The Deeper Meaning of Corpse Pose
Corpse Pose might sound a bit morbid to some people, but the symbolism can be beautiful. In the Western world, death is the final outcome. However, in philosophies closely related to yoga, such as Hinduism and Buddhism, death refers to rebirth and new beginnings.
The symbolism of Savasana or Corpse Pose can also signify:
- Closure, marking the end of your physical and mental efforts
- Surrender to the present moment
- A temporary state before rejuvenation
- Separation from ego and physical attachments
Understanding Savasana’s Purpose
Depending on the style of yoga, the teacher, or individual students, Savasana can serve different purposes within a yoga practice.
According to history and tradition, Savasana was an essential part of every asana practice:
- The 15th-century yoga text, the Hatha Yoga Pradipika, explains that Savasana is necessary at the end of a yoga session as it “removes tiredness and enables the mind and whole body to relax.”
- The Gheranda Samhita, a 17th-century text, defines Savasana as one of the 32 most essential postures, relieving fatigue and bringing relief to the mind.
- In his 1934 text, Yoga Makaranda, renowned teacher T. Krishnamacharya instructs practitioners to rest in Savasana for at least 15 minutes or until their sweat subsides to prevent disease.
In modern yoga practice, we tend to use Savasana more practically for:
- Meditation: Some yoga teachers provide guided meditations at the end of their classes while students relax in Savasana. Alternatively, others offer a few minutes of quiet time, allowing students to have their own meditative experiences.
- Rest & relaxation: Savasana allows our bodies to rest and recover rather than jumping into our next activity immediately after a particularly intense physical workout or deep stretch.
- Transition: The quiet time in Savasana at the end of a yoga practice provides an easy transition back into “real life,” in which we can mentally prepare to shift focus from our yoga mats to the next part of our busy day.
Reasons Students May Skip Savasana
Despite its historical importance and functional uses, there are many reasons why students might feel resistant to Savasana or inclined to skip it altogether. Here are some of the most common justifications I’ve encountered:
- Time constraints: Some life circumstances are unavoidable – you might have to pick your kids up from school or make it to work or an appointment on time. Although unfortunate, it’s better to duck out of class early rather than skip yoga entirely!
- Physical discomfort: While Savasana intends to relax the whole body, the reality is that lying flat on your back might not be physically comfortable for some students.
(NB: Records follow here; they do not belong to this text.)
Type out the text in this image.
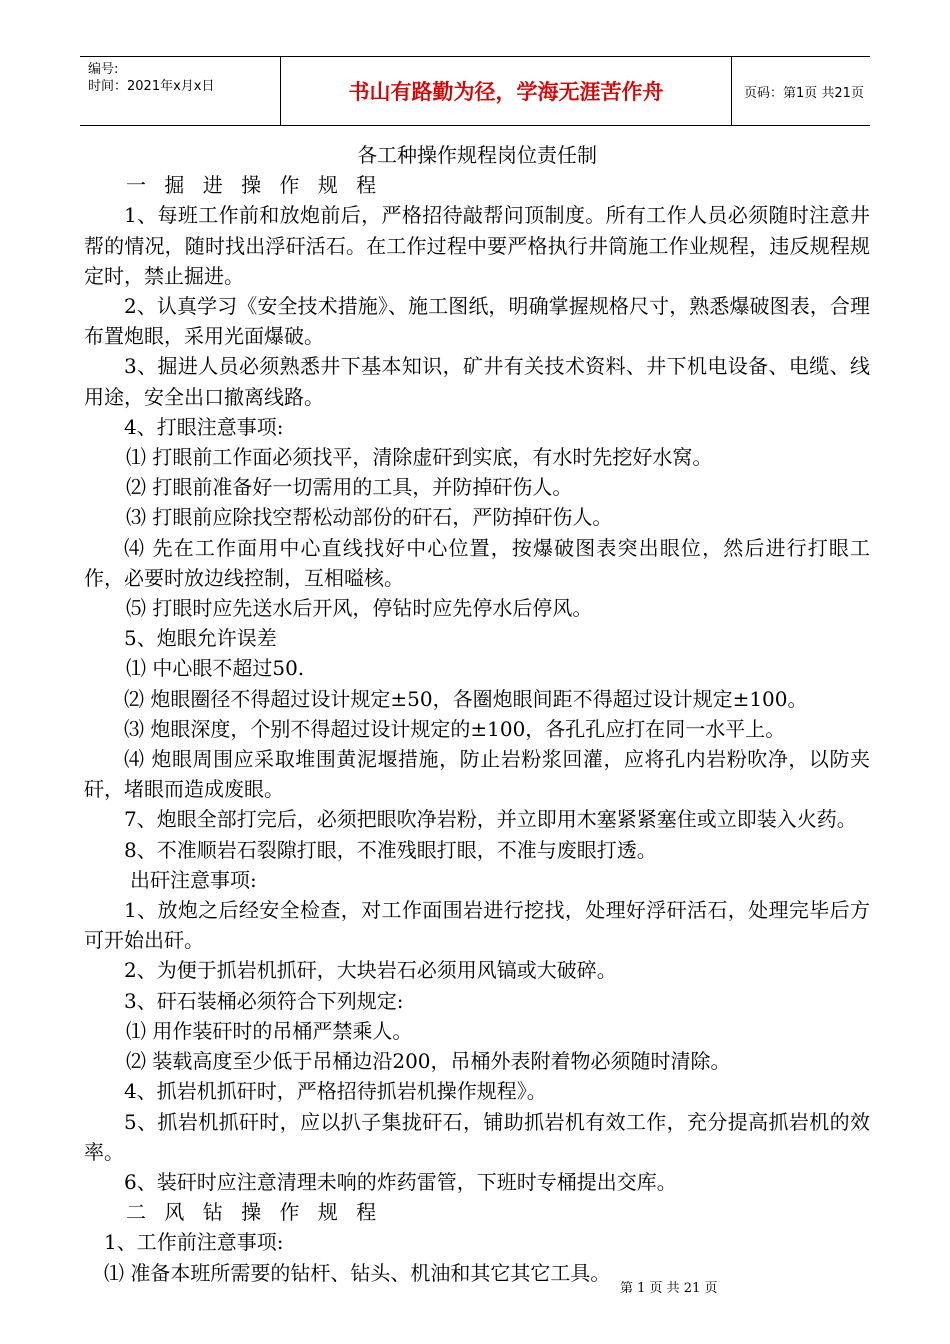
编号:
时间：2021年x月x日	书山有路勤为径，学海无涯苦作舟	页码：第1页 共21页

各工种操作规程岗位责任制

一 掘 进 操 作 规 程

1、每班工作前和放炮前后，严格招待敲帮问顶制度。所有工作人员必须随时注意井帮的情况，随时找出浮矸活石。在工作过程中要严格执行井筒施工作业规程，违反规程规定时，禁止掘进。

2、认真学习《安全技术措施》、施工图纸，明确掌握规格尺寸，熟悉爆破图表，合理布置炮眼，采用光面爆破。

3、掘进人员必须熟悉井下基本知识，矿井有关技术资料、井下机电设备、电缆、线用途，安全出口撤离线路。

4、打眼注意事项:

⑴ 打眼前工作面必须找平，清除虚矸到实底，有水时先挖好水窝。

⑵ 打眼前准备好一切需用的工具，并防掉矸伤人。

⑶ 打眼前应除找空帮松动部份的矸石，严防掉矸伤人。

⑷ 先在工作面用中心直线找好中心位置，按爆破图表突出眼位，然后进行打眼工作，必要时放边线控制，互相嗌核。

⑸ 打眼时应先送水后开风，停钻时应先停水后停风。

5、炮眼允许误差

⑴ 中心眼不超过50.

⑵ 炮眼圈径不得超过设计规定±50，各圈炮眼间距不得超过设计规定±100。

⑶ 炮眼深度，个别不得超过设计规定的±100，各孔孔应打在同一水平上。

⑷ 炮眼周围应采取堆围黄泥堰措施，防止岩粉浆回灌，应将孔内岩粉吹净，以防夹矸，堵眼而造成废眼。

7、炮眼全部打完后，必须把眼吹净岩粉，并立即用木塞紧紧塞住或立即装入火药。

8、不准顺岩石裂隙打眼，不准残眼打眼，不准与废眼打透。

出矸注意事项:

1、放炮之后经安全检查，对工作面围岩进行挖找，处理好浮矸活石，处理完毕后方可开始出矸。

2、为便于抓岩机抓矸，大块岩石必须用风镐或大破碎。

3、矸石装桶必须符合下列规定:

⑴ 用作装矸时的吊桶严禁乘人。

⑵ 装载高度至少低于吊桶边沿200，吊桶外表附着物必须随时清除。

4、抓岩机抓矸时，严格招待抓岩机操作规程》。

5、抓岩机抓矸时，应以扒子集拢矸石，铺助抓岩机有效工作，充分提高抓岩机的效率。

6、装矸时应注意清理未响的炸药雷管，下班时专桶提出交库。

二 风 钻 操 作 规 程

1、工作前注意事项:

⑴ 准备本班所需要的钻杆、钻头、机油和其它其它工具。

第 1 页 共 21 页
Newer students need to learn how to modify the pose with props. Similarly, they may not realize that choosing a completely different resting posture is possible.
- Restlessness or impatience: So many of us these days are unaccustomed to stillness – it feels almost wrong to be lying down, doing nothing. People unaware of Savasana’s benefits may become restless and want to cut out early.
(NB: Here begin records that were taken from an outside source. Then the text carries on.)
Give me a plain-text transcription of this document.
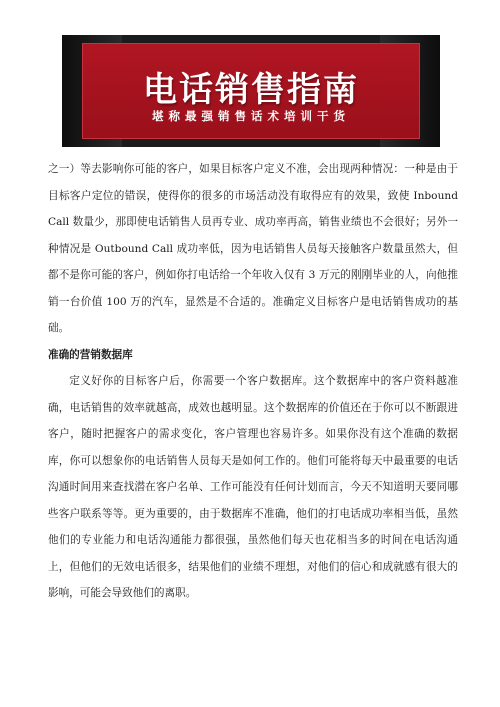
电话销售指南
堪称最强销售话术培训干货

之一）等去影响你可能的客户，如果目标客户定义不准，会出现两种情况：一种是由于目标客户定位的错误，使得你的很多的市场活动没有取得应有的效果，致使 Inbound Call 数量少，那即使电话销售人员再专业、成功率再高，销售业绩也不会很好；另外一种情况是 Outbound Call 成功率低，因为电话销售人员每天接触客户数量虽然大，但都不是你可能的客户，例如你打电话给一个年收入仅有 3 万元的刚刚毕业的人，向他推销一台价值 100 万的汽车，显然是不合适的。准确定义目标客户是电话销售成功的基础。

准确的营销数据库

定义好你的目标客户后，你需要一个客户数据库。这个数据库中的客户资料越准确，电话销售的效率就越高，成效也越明显。这个数据库的价值还在于你可以不断跟进客户，随时把握客户的需求变化，客户管理也容易许多。如果你没有这个准确的数据库，你可以想象你的电话销售人员每天是如何工作的。他们可能将每天中最重要的电话沟通时间用来查找潜在客户名单、工作可能没有任何计划而言，今天不知道明天要同哪些客户联系等等。更为重要的，由于数据库不准确，他们的打电话成功率相当低，虽然他们的专业能力和电话沟通能力都很强，虽然他们每天也花相当多的时间在电话沟通上，但他们的无效电话很多，结果他们的业绩不理想，对他们的信心和成就感有很大的影响，可能会导致他们的离职。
- Avoidance: For some people, stillness and introspection can bring up difficult emotions – especially those dealing with unresolved trauma. It might not feel safe for someone to face those emotions in the presence of others.
- Inexperience: New students may need more understanding of the basic format of a yoga class and misinterpret Savasana as signifying the end of a class rather than waiting for the yoga teacher to close the session formally.
These scenarios vary from person to person. All of them are valid, but we can avoid some of these situations by providing more information about the many benefits of Savasana. Once you understand the positive effects you’re missing out on, you might be more inclined to stick it out in Corpse Pose for the time allotted by your yoga class – even if it takes some work or modifications.
Making a Case for Savasana
I’ll let science do the talking rather than bring my yoga teacher training experience bias into the mix. Here are some scientifically backed reasons why Savasana is fantastic for your body and mind.
- Aids in physical recovery: One study showed that Savasana lessened the time needed for recovery from physiological stress. So, if you’ve had a particularly strenuous yoga session, Corpse Pose can reduce your recovery time.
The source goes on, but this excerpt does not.